Complex plant polycultures also create numerous microclimates, which are able to buffer the extremes of temperature and moisture. Shade from trees and hedgerows can offset production losses associated with heat and humidity impacting live weight gain and milk production. Windbreaks can reduce winter feed requirements by effectively reducing, even eliminating, the “wind-chill” quotient.

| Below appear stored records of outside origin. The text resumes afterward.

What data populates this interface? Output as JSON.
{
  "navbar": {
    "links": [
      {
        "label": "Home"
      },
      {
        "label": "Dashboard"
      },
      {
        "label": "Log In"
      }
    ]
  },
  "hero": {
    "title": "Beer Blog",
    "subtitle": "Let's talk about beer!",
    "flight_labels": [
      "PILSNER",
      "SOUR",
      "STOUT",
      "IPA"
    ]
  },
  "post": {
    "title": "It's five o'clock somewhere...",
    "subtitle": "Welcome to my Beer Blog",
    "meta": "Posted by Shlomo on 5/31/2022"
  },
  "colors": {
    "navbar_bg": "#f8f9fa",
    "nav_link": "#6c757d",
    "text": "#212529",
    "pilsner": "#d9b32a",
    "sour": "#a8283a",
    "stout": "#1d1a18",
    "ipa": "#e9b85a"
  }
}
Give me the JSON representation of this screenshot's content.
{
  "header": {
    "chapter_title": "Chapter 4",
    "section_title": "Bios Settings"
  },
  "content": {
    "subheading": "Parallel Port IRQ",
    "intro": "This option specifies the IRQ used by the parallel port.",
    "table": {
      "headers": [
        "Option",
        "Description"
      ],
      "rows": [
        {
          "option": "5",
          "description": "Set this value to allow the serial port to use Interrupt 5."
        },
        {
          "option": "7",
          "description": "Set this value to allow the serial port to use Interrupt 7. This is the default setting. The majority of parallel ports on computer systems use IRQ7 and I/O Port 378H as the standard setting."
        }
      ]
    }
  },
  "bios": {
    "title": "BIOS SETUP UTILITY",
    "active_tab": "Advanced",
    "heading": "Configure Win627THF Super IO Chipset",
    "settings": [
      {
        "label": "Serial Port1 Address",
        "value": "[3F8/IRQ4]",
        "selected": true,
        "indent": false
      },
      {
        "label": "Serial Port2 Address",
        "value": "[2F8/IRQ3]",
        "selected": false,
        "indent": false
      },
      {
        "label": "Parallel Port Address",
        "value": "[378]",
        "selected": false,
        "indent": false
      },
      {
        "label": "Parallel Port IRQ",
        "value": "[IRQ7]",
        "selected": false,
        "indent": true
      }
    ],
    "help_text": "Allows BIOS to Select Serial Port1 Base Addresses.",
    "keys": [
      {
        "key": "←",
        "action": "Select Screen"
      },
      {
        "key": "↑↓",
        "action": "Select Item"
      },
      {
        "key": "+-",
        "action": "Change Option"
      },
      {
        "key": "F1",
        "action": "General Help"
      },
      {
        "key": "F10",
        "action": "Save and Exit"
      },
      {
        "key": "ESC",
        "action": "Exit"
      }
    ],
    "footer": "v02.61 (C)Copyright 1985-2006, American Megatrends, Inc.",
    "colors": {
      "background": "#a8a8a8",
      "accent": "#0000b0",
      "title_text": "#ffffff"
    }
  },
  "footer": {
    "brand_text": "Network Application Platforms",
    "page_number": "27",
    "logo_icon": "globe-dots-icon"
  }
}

An extended food supply can be more readily realized with a biodiverse livestock operation, starting with early growing grasses, legumes and herbs, then later arriving leaves, and finally berries, fruits and nuts late in the season. Woody plants have the advantage of actually having a year-round growing season, thus proving more efficient than grasses and certainly row crops in producing biomass. Winter browse on terminal buds provides exceptional medicinal components and a high level of nutrient density.
Plant diversity also increases the diversity and number of other wildlife, including songbirds and bats, which consume insect pests affecting plants and animals.
These in turn attract raptors, which then prey upon rodents. Pollinators and predatory insects are able to find habitats and in turn help increase yields of crops bearing seeds, fruits and nuts. The soil food web, or soil ecosystem, is enhanced due to a permanent polyculture of plants growing on undisturbed soils. This means more efficient nutrient recycling and healthier root systems for all plants, again contributing to farm productivity. A healthy polyculture also means improved water percolation and purification, translating into cleaner groundwater and surface water, devoid of silt and excessive nutrients, and this situation ultimately benefits the ecosystems of invertebrates and fish in streams and lakes.
Plant diversity with livestock can readily provide the opportunity of two or three income streams for the farm, while also improving the farm’s health. Animal products such as livestock, meat, eggs and dairy products; the use of timber as lumber or fence posts; fruits, nuts and berries to offset purchased feed and/or sold directly to the human marketplace — all offer multiple economic rewards that don’t necessitate additional (net) human labor investments. This is especially true when factoring in the reduction or elimination of conventional agricultural practices and/or equipment.